Mia nodded and reached for the door handle. His hand grabbed her arm.
As she turned around, his lips landed on hers. Hot and insistent and full of emotion. All too soon, he pulled away. “Trust me, Mia. I know what I’m doing.”
She wanted so desperately to believe him. “I’ll be ready in an hour.”
“Be careful.”
She nodded and Damien let her go.
The entire walk into the store made Mia feel like a criminal. Did people know she was on the run? Did they see right through her too-big clothes and ill-fitting shoes to the woman underneath?
The automatic doors opened and she headed straight for a shopping cart and then the women’s section. Jeans. A couple shirts. A sweater. Socks and new sneakers. Everything went into the cart.
She paused at the lingerie. Damien had said anything she needed. She hugged the sweatshirt to her chest. Did lace bras and panties count? Hell, yes. She tossed a few in the cart.
A cross-body purse and a pair of sunglasses and Mia’s chest lost some of its tightness. She was starting to feel real. Add in makeup and a toothbrush, thank God, and she smiled at the cashier as she rang her up.
Damien wanted to drive all day in a car with stolen license plates? No problem now that she had some decent clothes and could look in the mirror without cringing. She thanked the cashier and hustled all of her bags into the bathroom. Twenty minutes later, she emerged a new woman.
They might not be the designer clothes she was used to, but they were a million times better. None of the things her father shoved her way ever made her feel this happy. Not the bank account or the private school or the fancy gala, none of it ever did more than make her angry. Sad.
There had to be a way to stop Marcelo. Mia swung her purse over her shoulder and checked the time. Fifteen minutes.
She could wait at the side entrance and hope Damien fared as well, or she could make something happen. If she could show Damien there were good people in the world, if she could prove it to him and find a way to put Marcelo away…
Maybe they’d have a chance.
They couldn’t run forever. Visions of the future swam before her eyes and she hustled to the rear of the store.
“Hello, can I help you find a new phone today?”
Mia smiled at the young man behind the counter. He couldn’t have been older than nineteen. “Could I look at a smart phone? All my friends say I should get one now that I’ve got a job, but I don’t know.”
He grabbed a phone from the display and held it out. “This is a good one. It’s got all the bells and whistles. GPS, email, video.”
“It can text right?”
“Oh, yeah.” His Adam’s apple bobbed and Mia smiled bigger.
“Do you have it in pink?”
“I…have to check. Can you hold on?”
She nodded. As the clerk stepped over to the cash register, Mia swiped the phone on. She hated to lie to the kid, but desperate times.
Before he could catch her, she typed out a quick message to the only man she knew who could help. If it went through, he’d be on the alert. Maybe he would even come up with a solution.
She hit send and closed the app as the clerk came back.
“I’m sorry, it only comes in black.”
Mia pouted. “Guess I’ll have to keep looking. Thanks!” She smiled again and hustled off.
Whoa. As she hurried through the aisles, her breathing slowed. She wasn’t a virgin liar, but sneaking back into a boarding school bedroom and lying to the headmaster wasn’t in the same league as her current endeavor.
Damien’s words echoed in her head. Could she live with the choices she made since she snuck into her father’s office?

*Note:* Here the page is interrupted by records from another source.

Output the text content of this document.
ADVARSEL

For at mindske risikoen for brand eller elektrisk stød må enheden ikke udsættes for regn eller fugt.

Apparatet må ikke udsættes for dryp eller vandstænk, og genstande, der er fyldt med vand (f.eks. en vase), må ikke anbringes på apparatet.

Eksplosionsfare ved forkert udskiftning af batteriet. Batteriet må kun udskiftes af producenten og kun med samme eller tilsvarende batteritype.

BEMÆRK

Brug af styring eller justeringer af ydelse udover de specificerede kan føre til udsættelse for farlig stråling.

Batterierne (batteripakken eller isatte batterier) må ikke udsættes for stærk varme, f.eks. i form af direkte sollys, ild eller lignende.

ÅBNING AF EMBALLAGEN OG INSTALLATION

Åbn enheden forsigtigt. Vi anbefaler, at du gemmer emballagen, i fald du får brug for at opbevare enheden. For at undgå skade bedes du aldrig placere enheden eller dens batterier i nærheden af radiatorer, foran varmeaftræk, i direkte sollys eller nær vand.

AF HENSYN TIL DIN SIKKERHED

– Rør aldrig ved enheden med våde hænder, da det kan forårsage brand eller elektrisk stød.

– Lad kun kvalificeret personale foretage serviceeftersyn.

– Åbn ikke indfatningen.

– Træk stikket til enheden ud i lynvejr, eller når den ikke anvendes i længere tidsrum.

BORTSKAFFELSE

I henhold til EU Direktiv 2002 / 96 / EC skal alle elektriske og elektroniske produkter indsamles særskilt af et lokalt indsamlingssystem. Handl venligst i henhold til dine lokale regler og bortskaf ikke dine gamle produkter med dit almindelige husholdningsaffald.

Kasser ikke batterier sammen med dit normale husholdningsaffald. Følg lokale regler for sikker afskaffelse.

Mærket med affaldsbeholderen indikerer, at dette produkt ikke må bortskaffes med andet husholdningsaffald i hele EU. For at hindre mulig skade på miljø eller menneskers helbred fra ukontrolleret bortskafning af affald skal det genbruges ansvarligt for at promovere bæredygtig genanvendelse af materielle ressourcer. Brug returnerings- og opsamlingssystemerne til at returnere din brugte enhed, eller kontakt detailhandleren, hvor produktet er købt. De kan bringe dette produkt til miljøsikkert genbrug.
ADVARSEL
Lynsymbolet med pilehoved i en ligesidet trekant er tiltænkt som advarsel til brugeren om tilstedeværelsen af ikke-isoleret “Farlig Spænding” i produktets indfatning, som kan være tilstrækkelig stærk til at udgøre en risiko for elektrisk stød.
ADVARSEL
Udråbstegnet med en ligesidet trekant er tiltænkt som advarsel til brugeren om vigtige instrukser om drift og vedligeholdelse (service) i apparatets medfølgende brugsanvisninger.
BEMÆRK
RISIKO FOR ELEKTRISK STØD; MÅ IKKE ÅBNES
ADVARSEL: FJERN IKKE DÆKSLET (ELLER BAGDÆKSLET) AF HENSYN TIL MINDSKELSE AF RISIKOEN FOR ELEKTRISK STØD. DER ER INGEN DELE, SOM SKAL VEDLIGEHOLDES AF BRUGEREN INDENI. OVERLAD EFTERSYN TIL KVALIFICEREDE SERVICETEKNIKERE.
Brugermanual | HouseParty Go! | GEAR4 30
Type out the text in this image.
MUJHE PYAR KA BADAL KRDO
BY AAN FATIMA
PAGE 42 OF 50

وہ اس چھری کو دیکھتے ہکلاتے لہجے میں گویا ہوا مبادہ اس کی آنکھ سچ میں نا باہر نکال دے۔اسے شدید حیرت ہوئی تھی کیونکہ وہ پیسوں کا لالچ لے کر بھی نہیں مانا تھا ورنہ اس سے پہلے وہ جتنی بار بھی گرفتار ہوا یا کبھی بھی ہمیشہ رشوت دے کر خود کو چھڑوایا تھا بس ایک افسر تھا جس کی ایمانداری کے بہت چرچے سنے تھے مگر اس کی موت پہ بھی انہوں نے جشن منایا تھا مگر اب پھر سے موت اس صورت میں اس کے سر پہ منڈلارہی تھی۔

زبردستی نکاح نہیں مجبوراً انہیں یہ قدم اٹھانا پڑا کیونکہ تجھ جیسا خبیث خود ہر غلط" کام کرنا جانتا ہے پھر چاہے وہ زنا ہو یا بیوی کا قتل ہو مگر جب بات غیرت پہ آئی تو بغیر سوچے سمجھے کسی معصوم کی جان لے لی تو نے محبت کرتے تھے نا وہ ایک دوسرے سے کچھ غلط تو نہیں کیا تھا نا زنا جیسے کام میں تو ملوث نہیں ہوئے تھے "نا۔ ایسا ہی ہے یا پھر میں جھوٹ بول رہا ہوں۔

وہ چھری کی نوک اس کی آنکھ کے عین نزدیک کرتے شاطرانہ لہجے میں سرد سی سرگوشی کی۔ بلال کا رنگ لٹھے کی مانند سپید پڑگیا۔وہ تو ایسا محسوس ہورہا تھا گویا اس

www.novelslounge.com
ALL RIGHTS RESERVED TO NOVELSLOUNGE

Was she only treading water?
Clutching her purse close to her body, she ran-walked to the side entrance. Damien might not believe in the goodness of people, but Mia still did. Marcelo might not back off on his own, but if she could get the right people involved…
Damien would have to understand. She wasn’t cut out to be a criminal. With any luck, he wouldn’t be one forever.
Mia stepped outside as a sleek black car pulled up to the sidewalk. The passenger door swung open.
“Get in.” Damien’s voice called out from inside and Mia ran up to the car.
She slid into the waiting seat and swung the door shut as Damien hit the accelerator.
Mia buckled the seat belt and glanced around the car. It was new with a push start ignition, leather seats. A set of keys sat in the cup holder. “I thought you needed new license plates.”
He shrugged. “Got those too.”
Mia swallowed. He acted like stealing a car was no big deal. “How’d you do it?”
“When you grow up on the streets you pick up all sorts of survival skills.”